Alarm state transition events are processed as follows:

  1. To ALARM
    1. Open a new incident for the supplied alarm, or adds an alarm state transition event to an existing incident.
      1. If an incident doesn't exist for the alarm, or the status of the incident has been RESOLVED, a new incident is created with the incident status as OPEN.
      2. If there exists an incident with a status of OPEN or ACKNOWLEDGED for the alarm, the alarm state transition event is added to the existing incident, and the status is not modified.
  2. To OK
    1. Adds an alarm state transition event to an existing incident.
      1. If an incident doesn't exist for the alarm, or the status of the incident has been RESOLVED, nothing is done.
      2. If there exists an incident with a status of OPEN or ACKNOWLEDGED for the alarm, the alarm state transition event is added to the existing incident, and the status is not modified.
  3. To UNDETERMINED
    1. Open a new incident for the supplied alarm, or adds an alarm state transition event to an existing incident.
      1. If an incident doesn't exist for the alarm, or the status of the incident has been RESOLVED, a new incident is created with the incident status as OPEN.
      2. If there exists an incident with a status of OPEN or ACKNOWLEDGED for the alarm, the alarm state transition event is added to the existing incident, and the status is not modified.

Acknowledge incident

  1. Modify the incident to ACKNOWLEDGED.
  2. If an incident is acknowledged, it won't generate any additional notifications, even if it receives new alarm state transition events.

Resolve incident

  1. Modify the incident to RESOLVED.
  2. If an incident is resolved, it won't generate any additional notifications.

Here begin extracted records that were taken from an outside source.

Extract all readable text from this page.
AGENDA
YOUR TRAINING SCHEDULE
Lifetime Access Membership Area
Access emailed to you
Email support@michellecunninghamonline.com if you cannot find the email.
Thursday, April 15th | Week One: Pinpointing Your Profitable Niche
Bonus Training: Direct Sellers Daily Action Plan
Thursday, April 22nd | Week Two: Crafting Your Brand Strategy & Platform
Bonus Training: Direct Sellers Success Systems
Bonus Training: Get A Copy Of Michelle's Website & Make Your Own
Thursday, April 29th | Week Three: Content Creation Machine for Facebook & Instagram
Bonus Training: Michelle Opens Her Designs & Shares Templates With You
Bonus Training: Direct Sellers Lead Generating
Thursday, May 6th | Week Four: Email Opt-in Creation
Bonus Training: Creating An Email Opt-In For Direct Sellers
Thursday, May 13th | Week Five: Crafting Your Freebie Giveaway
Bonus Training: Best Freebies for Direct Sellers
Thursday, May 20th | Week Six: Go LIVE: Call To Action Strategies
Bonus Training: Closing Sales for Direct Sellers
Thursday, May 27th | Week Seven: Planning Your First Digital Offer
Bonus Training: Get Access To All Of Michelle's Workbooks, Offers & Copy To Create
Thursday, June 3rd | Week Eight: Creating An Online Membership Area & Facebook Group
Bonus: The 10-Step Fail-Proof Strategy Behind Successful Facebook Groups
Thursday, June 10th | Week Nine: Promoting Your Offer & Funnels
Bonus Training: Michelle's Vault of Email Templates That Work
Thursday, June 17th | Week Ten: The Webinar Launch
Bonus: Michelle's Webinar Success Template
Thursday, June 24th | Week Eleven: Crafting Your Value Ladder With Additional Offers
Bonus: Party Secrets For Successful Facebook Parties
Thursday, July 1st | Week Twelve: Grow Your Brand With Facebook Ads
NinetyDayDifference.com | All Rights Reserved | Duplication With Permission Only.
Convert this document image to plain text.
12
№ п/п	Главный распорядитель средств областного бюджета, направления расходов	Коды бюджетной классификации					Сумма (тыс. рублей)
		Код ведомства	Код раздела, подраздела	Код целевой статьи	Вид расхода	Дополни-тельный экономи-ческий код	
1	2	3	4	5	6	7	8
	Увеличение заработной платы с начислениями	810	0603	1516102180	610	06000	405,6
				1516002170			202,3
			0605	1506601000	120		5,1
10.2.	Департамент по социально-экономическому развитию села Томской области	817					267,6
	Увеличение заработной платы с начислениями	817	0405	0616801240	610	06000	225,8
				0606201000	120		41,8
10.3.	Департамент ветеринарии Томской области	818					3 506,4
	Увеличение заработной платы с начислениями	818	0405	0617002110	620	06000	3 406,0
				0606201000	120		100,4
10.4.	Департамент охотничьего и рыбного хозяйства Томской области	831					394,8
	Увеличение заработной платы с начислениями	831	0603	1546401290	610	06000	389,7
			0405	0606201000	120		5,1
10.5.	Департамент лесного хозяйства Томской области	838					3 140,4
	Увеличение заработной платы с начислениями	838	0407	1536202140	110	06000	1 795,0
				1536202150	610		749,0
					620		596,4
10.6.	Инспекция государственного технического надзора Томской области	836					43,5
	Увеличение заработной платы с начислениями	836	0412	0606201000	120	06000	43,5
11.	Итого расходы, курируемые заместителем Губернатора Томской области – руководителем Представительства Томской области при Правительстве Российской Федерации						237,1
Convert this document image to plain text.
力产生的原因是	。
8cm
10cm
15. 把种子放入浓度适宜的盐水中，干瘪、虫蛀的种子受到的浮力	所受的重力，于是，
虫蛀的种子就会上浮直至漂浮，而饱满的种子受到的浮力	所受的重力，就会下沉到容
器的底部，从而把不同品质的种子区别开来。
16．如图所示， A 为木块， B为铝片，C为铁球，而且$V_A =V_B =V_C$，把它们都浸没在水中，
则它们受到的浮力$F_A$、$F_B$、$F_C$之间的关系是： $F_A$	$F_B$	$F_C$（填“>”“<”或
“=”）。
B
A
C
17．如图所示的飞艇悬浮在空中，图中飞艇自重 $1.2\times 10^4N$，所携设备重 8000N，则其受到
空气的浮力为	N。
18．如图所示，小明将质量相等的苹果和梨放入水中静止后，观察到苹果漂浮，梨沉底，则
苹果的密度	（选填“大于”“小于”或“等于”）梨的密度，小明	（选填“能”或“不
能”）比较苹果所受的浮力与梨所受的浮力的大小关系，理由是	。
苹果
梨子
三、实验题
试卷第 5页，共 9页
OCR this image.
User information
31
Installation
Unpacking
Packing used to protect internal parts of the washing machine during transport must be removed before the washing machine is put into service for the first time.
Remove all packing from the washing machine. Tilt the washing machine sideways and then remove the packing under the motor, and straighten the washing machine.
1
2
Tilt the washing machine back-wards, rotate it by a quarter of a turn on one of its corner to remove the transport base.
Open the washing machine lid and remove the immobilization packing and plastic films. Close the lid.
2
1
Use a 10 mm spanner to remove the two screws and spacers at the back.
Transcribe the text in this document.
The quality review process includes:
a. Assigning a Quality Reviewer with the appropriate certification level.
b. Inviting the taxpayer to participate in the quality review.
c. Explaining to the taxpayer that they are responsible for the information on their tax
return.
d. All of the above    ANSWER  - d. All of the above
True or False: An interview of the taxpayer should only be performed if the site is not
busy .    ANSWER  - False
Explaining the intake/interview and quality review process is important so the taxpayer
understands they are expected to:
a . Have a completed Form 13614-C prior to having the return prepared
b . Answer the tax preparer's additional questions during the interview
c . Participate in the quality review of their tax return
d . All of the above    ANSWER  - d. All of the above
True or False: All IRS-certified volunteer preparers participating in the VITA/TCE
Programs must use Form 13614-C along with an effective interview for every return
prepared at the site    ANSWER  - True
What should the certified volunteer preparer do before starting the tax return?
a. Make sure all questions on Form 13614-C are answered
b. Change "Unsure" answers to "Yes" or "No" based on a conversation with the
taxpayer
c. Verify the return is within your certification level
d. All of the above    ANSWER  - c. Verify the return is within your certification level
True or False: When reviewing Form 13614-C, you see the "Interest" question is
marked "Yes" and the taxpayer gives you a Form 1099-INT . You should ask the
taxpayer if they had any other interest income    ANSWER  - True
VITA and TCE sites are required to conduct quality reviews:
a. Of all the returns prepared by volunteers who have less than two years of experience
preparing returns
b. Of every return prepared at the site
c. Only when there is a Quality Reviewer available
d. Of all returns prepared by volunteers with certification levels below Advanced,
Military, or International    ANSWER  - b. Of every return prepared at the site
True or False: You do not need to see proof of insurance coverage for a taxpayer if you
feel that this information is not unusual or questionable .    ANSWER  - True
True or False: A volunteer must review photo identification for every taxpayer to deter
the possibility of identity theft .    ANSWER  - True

Assign or reassign incidents are processed as follows:

  1. When an incident is created it is initially unassigned. It can then be assigned or reassigned later.

Incidents

  • GET /v2.0/incidents/
    • Query parameters
      • status
      • state
      • assigned_to
      • acknowledged_by
      • create_start_time
      • status_update_start_time
  • GET /v2.0/incidents/{incident-id}
  • PATCH /v2.0/incidents/{incident-id}: Update an incident, such as modifying the status to ACKNOWLEDGED or RESOLVED.
  • GET /v2.0/incidents/history: Get the history of all incidents filtering on the supplied query parameters.
    • Query parameters
      • status (string, optional)
      • state (string, optional)
      • created_timestamp (string, optional)
  • GET /v2.0/incidents/{incident-id}/history/: Get the history of a specific incident

Incident Response Object

  • id: The ID of the incident.
  • name: The name of the incident.
  • description: The description of the incident.
  • alarm: {alarm}
  • alarm_state_transitions: [{alarm_state_transition}]
  • status: OPEN, ACKNOWLEDGED, RESOLVED
  • created_timestamp: The timestamp when the incident was created.
  • status_updated_timestamp: The timestamp when the incident was last updated.
  • comments: [comment-id]: An array of comments for the incident.
  • assignments: [{Assignment}]: The user ID and timestamp that the incident was assigned.
  • acknowledgments: [{Acknowledgment}]: The user ID and timestamp that acknowledged the incident.
  • actions: [{notification-method}]: Array of notification method IDs that are invoked when the incident is modified in any way.

Comments

  • GET /v2.0/comments
  • Query parameters
  • incident_id (string, optional) -
  • GET /v2.0/comments/{comment-id}
  • POST /v2.0/comments

Comment Object

  • id
  • incident_id
  • created_timestamp
  • comment
  • user-id (string, required)

Architecture

  • Monasca Incident Management API
    • Query and update incidents
    • Create and query comments
  • Monasca Incident Management Engine
    • Consumes alarm state transition events from the Kafka alarm state transition events topic.
    • Creates incidents in the MySQL database based on the rules listed above
    • Published incident transition events to the incident transition events topic in Kafka which are consumed by the Notification Engine
  • MySQL
    • Schemas are
      • Incidents
      • Comments

Issues

  1. How to assign actions when a new incident is created?
  2. Should alarm IDs match to incidents directly, or should there be a level of indirection between an incident ID and an alarm ID?